Imagine seven open kitchens offering samples of Chinese, Malay, Indian, Singaporean, Thai, Japanese and Pan Pacific's signature 'Pacific Cuisine' dishes inspired from around the Pacific, be it for brekkie, lunch or dinner. There were more brekkie items than my favourite Marriott Singapore gourmet breakfast. Not forgetting Chef Philip's delectable made-on-location deserts and pastries that would put Brunetti's pastries in Melbourne to shame.
They are also available for take-away at the popular Pacific Marketplace which offers a sit-down area for quick meal options like pastry and coffee, freshly made sandwiches and Mediterranean inspired salads in addition to its gourmet retail shop.
Relocated to the 3rd level, Pan Pacific Singapore's awarding winning Hai Tien Lo now combines contemporary and oriental touches into an extensive space featuring more private rooms and a special 20-seater table for extravagant banquets. Chef Lai continues to helm the kitchen, dishing out tasty Cantonese cuisine, season after season, festival after festival, including his Cantonese styled Christmas menu.
All time favourite Keyaki continues to serve authentically prepared, freshly sourced sashimi, teppanyaki and sukiyaki using fresh, seasonal imports from Japan.
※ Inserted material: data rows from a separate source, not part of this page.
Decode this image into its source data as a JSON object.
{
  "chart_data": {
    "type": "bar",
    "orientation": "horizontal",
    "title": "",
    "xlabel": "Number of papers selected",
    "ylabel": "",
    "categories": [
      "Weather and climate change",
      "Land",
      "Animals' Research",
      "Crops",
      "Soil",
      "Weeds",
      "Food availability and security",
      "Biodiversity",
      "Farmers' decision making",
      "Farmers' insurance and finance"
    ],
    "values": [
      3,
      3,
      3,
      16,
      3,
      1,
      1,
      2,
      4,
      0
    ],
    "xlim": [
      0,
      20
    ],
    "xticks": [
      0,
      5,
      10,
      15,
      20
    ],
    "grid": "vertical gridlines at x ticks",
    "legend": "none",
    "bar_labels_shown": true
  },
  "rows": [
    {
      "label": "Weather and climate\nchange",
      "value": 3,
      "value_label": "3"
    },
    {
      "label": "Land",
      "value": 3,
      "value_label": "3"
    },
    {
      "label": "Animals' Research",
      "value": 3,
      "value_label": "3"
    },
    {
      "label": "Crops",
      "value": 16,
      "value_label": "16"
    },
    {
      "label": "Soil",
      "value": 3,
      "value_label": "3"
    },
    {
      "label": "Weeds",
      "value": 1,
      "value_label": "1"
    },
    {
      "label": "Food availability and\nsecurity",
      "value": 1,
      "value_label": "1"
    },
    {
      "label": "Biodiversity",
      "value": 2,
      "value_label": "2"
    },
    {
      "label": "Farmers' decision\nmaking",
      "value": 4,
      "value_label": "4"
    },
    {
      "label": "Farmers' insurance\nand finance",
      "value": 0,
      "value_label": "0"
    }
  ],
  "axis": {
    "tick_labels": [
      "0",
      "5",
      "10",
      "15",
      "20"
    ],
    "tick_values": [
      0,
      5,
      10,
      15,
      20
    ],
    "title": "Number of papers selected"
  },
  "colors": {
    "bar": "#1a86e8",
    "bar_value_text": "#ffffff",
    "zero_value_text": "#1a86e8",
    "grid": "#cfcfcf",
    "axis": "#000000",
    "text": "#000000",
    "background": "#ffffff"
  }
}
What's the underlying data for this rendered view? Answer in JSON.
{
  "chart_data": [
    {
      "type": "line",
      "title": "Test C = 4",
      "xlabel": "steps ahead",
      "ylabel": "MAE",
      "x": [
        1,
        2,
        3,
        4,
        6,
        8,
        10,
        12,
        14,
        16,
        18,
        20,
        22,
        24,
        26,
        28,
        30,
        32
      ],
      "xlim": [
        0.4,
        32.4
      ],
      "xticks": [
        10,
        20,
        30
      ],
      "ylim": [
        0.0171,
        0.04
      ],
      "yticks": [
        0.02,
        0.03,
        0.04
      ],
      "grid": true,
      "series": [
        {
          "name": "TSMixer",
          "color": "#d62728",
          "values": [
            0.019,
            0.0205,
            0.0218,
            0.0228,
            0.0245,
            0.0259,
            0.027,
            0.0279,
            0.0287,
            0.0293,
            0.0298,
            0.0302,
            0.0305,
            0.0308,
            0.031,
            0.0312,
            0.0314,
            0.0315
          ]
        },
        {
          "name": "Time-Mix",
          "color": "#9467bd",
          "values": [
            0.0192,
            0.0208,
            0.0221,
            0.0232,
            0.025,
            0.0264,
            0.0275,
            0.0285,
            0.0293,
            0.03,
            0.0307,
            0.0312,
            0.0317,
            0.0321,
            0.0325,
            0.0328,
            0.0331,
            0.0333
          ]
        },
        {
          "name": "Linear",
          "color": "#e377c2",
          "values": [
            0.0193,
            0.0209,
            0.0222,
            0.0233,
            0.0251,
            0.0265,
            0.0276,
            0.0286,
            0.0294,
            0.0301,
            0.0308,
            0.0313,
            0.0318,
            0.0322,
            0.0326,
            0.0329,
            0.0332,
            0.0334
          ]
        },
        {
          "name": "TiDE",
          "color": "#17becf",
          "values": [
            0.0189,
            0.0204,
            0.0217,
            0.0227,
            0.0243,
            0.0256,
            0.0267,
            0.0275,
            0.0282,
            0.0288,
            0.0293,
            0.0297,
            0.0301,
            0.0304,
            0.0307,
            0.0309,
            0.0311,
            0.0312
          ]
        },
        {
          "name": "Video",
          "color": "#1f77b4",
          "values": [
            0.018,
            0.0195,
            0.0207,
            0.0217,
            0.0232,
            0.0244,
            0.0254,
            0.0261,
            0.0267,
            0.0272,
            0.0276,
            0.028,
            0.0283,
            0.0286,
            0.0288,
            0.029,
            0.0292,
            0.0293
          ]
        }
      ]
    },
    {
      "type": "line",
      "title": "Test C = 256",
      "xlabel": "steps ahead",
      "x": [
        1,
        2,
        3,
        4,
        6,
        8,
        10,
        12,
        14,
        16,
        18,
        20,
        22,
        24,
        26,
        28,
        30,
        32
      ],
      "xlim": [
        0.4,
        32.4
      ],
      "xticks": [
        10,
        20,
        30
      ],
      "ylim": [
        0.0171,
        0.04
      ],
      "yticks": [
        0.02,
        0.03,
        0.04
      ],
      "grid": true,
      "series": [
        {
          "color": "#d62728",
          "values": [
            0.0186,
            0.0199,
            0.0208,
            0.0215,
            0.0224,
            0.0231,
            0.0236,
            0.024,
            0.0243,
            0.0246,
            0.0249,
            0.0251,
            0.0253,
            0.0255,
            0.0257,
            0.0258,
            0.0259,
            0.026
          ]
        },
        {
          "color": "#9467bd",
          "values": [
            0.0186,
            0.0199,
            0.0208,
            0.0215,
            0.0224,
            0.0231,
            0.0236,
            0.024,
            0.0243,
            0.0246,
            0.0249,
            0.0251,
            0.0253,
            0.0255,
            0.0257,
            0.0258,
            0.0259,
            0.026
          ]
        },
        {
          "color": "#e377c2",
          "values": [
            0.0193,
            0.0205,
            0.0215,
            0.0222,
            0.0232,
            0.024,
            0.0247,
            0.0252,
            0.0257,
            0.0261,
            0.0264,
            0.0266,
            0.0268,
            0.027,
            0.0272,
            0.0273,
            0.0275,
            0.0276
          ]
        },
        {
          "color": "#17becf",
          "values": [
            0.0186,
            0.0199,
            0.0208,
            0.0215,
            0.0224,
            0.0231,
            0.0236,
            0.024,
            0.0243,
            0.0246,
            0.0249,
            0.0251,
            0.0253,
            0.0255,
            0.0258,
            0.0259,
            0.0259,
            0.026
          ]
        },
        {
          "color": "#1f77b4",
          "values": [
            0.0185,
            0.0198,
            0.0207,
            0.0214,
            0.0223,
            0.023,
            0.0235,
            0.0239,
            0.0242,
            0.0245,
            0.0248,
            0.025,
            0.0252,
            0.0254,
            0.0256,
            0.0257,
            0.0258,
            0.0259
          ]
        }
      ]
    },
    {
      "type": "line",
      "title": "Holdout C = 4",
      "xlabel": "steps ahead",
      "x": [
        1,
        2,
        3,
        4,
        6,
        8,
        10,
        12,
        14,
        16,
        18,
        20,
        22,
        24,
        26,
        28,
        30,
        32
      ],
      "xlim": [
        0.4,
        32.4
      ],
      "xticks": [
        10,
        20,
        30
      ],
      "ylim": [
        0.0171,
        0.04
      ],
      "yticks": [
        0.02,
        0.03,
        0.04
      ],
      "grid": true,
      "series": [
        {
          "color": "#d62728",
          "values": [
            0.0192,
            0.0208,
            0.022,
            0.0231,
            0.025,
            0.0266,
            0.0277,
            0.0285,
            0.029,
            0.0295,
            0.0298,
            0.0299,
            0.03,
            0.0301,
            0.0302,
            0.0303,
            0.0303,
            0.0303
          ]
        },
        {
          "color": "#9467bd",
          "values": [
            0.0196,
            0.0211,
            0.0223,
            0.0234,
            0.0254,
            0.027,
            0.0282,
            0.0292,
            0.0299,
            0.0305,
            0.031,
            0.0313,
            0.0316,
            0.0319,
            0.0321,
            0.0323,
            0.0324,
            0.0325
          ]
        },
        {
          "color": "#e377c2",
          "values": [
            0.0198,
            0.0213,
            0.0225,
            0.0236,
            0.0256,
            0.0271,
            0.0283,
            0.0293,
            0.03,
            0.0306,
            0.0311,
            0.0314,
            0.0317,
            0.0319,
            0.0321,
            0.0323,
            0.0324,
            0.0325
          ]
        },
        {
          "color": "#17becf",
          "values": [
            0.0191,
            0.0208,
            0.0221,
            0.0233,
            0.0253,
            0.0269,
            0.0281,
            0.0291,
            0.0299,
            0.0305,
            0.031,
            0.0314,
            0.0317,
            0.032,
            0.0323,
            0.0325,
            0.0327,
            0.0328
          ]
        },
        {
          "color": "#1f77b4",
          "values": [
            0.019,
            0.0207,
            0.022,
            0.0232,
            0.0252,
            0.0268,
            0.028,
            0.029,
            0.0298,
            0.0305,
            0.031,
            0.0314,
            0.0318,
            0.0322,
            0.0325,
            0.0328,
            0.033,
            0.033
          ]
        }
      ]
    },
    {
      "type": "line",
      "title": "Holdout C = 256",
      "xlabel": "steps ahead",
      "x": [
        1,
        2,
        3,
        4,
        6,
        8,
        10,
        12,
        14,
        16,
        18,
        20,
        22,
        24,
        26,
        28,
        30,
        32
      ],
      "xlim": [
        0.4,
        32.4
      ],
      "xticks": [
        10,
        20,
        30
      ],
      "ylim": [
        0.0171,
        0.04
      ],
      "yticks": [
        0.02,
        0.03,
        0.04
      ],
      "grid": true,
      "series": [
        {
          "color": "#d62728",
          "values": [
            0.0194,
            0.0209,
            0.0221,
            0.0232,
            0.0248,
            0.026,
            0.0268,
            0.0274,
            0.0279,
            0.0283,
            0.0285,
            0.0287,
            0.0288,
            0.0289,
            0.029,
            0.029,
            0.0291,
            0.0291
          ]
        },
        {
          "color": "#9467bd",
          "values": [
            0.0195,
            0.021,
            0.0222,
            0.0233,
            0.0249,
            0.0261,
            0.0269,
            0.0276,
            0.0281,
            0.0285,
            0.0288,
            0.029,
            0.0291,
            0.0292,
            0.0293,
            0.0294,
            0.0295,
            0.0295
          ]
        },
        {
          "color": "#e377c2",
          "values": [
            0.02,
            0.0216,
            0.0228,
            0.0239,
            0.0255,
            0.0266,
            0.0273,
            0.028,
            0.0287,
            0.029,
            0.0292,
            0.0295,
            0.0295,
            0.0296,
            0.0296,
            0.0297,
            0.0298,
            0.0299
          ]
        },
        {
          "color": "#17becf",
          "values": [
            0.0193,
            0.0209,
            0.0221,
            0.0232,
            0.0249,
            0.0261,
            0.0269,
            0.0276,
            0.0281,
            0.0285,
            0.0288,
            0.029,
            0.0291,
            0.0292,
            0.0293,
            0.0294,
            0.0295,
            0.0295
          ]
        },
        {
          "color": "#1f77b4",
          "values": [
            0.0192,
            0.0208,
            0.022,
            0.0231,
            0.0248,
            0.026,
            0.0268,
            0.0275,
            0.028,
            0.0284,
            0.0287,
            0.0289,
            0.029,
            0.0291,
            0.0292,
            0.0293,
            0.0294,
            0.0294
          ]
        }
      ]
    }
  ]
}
This 25 year old restaurant remains located in an exclusive Japanese private residence created using a traditional Japanese architectural system of building without nails, with its own beautifully sculpted Japanese garden and koi pond.
Located in the lobby is the Atrium Lounge which features a 22-metre Lobby Bar centrepiece offering an extensive boutique wine list, boutique craft beers and a selection of specially-concocted Pacific Cocktails.
Pan Pacific Singapore already has numerous accolades to its name including Asia's Leading Business Hotel by World Travel Awards from 2006 to 2011, World's Leading Business Hotel by the World Travel Awards from 2007 to 2010, and World's Leading City Hotel by World Travel Awards in 2011.
The transformed Pan Pacific Singapore has further anted up the hospitality scene in Singapore by providing guests with new levels and standards of comfort and convenience, all through the reception, rooms, dining and Pacific Club.
As General Manager Scott Swank explained, the transformation of Pan Pacific Singapore came on the back of comprehensive research on the changing needs of the hotel's guests and associates and the need to enhance its competitive advantage locally as a premier hotel of choice for discerning business and leisure guests. The result is a quality hospitality experience synonymous with the Pan Pacific brand and Singapore as a top destination globally.